Databases
Choosing the right database and designing efficient schemas are critical decisions in system design. This guide covers everything you need for interviews.
Database Types
Relational Databases (SQL)
Store data in tables with predefined schemas, relationships via foreign keys.
┌─────────────────────────────────────────────────────────┐
│ USERS TABLE │
├────────┬───────────┬─────────────────┬─────────────────┤
│ id │ name │ email │ created_at │
├────────┼───────────┼─────────────────┼─────────────────┤
│ 1 │ Alice │ alice@ex.com │ 2024-01-01 │
│ 2 │ Bob │ bob@ex.com │ 2024-01-02 │
└────────┴───────────┴─────────────────┴─────────────────┘
│
│ Foreign Key (user_id)
▼
┌─────────────────────────────────────────────────────────┐
│ ORDERS TABLE │
├────────┬───────────┬─────────────┬─────────────────────┤
│ id │ user_id │ amount │ status │
├────────┼───────────┼─────────────┼─────────────────────┤
│ 101 │ 1 │ 99.99 │ shipped │
│ 102 │ 1 │ 49.99 │ delivered │
└────────┴───────────┴─────────────┴─────────────────────┘Examples: PostgreSQL, MySQL, Oracle, SQL Server
Best for: Complex queries, transactions, data integrity, reporting
Document Databases (NoSQL)
Store data as flexible JSON-like documents with nested structures.
{
"_id": "user_1",
"name": "Alice",
"email": "alice@ex.com",
"orders": [
{ "id": 101, "amount": 99.99, "status": "shipped" },
{ "id": 102, "amount": 49.99, "status": "delivered" }
],
"preferences": {
"theme": "dark",
"notifications": true
}
}Examples: MongoDB, CouchDB, Amazon DocumentDB
Best for: Flexible schemas, rapid iteration, hierarchical data
Key-Value Stores
Simple key-to-value mapping, extremely fast lookups.

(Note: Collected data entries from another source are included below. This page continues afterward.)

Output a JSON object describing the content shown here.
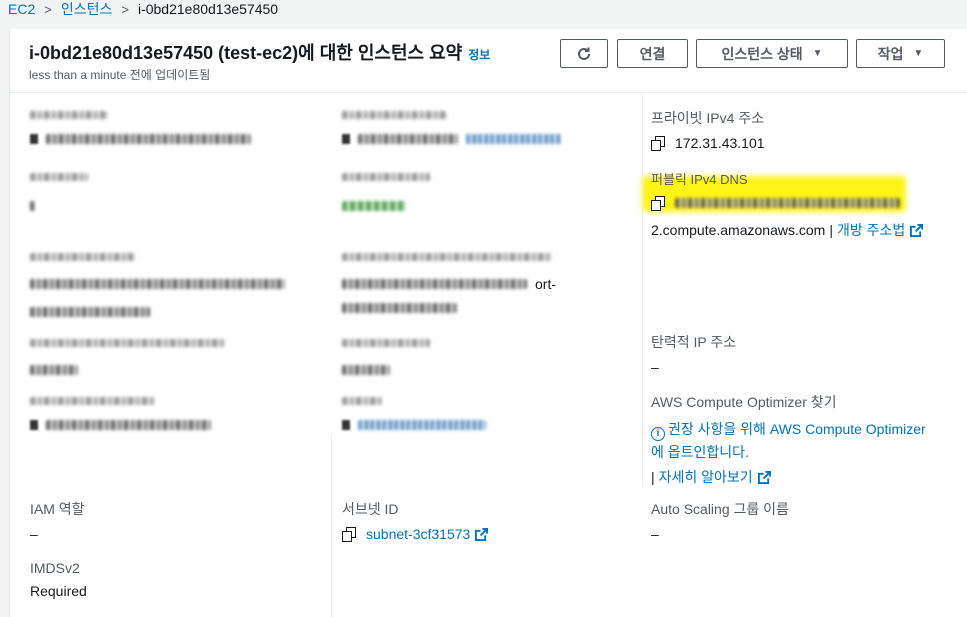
{
  "breadcrumb": {
    "items": [
      "EC2",
      "인스턴스",
      "i-0bd21e80d13e57450"
    ]
  },
  "header": {
    "title": "i-0bd21e80d13e57450 (test-ec2)에 대한 인스턴스 요약",
    "info_label": "정보",
    "updated": "less than a minute 전에 업데이트됨",
    "refresh_icon": "refresh-icon",
    "connect_label": "연결",
    "instance_state_label": "인스턴스 상태",
    "actions_label": "작업"
  },
  "right_col": {
    "private_ipv4_label": "프라이빗 IPv4 주소",
    "private_ipv4_value": "172.31.43.101",
    "public_dns_label": "퍼블릭 IPv4 DNS",
    "public_dns_suffix": "2.compute.amazonaws.com",
    "public_dns_sep": "|",
    "public_dns_open": "개방 주소법",
    "elastic_ip_label": "탄력적 IP 주소",
    "elastic_ip_value": "–",
    "optimizer_label": "AWS Compute Optimizer 찾기",
    "optimizer_line1": "권장 사항을 위해 AWS Compute Optimizer",
    "optimizer_line2": "에 옵트인합니다.",
    "learn_more_sep": "|",
    "learn_more": "자세히 알아보기",
    "asg_label": "Auto Scaling 그룹 이름",
    "asg_value": "–",
    "highlight_color": "#fff200"
  },
  "mid_col": {
    "subnet_label": "서브넷 ID",
    "subnet_value": "subnet-3cf31573",
    "partial_text_1": "ort-",
    "partial_text_2": "-t"
  },
  "left_col": {
    "iam_label": "IAM 역할",
    "iam_value": "–",
    "imds_label": "IMDSv2",
    "imds_value": "Required"
  },
  "colors": {
    "link": "#0073bb",
    "text": "#16191f",
    "muted": "#545b64",
    "background": "#f2f3f3"
  }
}
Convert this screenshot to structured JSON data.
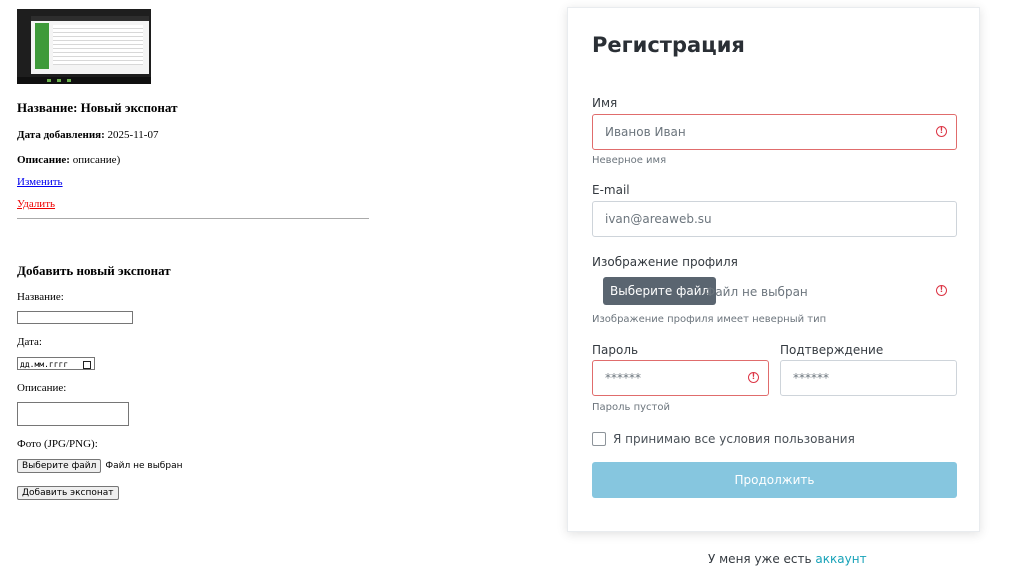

┌─────────────────┬────────────────────────────┐
│ Key │ Value │
├─────────────────┼────────────────────────────┤
│ session:abc123 │ {"user_id": 1, "exp": ..} │
│ user:1:profile │ {"name": "Alice", ...} │
│ cache:product:5│ {"price": 29.99, ...} │
└─────────────────┴────────────────────────────┘Examples: Redis, Memcached, Amazon DynamoDB, etcd
Best for: Caching, sessions, real-time data, configuration
Wide-Column Stores
Data stored in column families, optimized for large-scale analytics.
Row Key: user_1
┌─────────────────────────────────────────────────────────┐
│ Column Family: profile │ Column Family: activity │
├───────────────────────────┼─────────────────────────────┤
│ name: Alice │ last_login: 2024-01-15 │
│ email: alice@ex.com │ page_views: 1542 │
│ age: 28 │ purchases: 23 │
└───────────────────────────┴─────────────────────────────┘Examples: Cassandra, HBase, Google Bigtable
Best for: Time-series, IoT data, write-heavy workloads, analytics
Graph Databases
Nodes and edges for relationship-heavy data.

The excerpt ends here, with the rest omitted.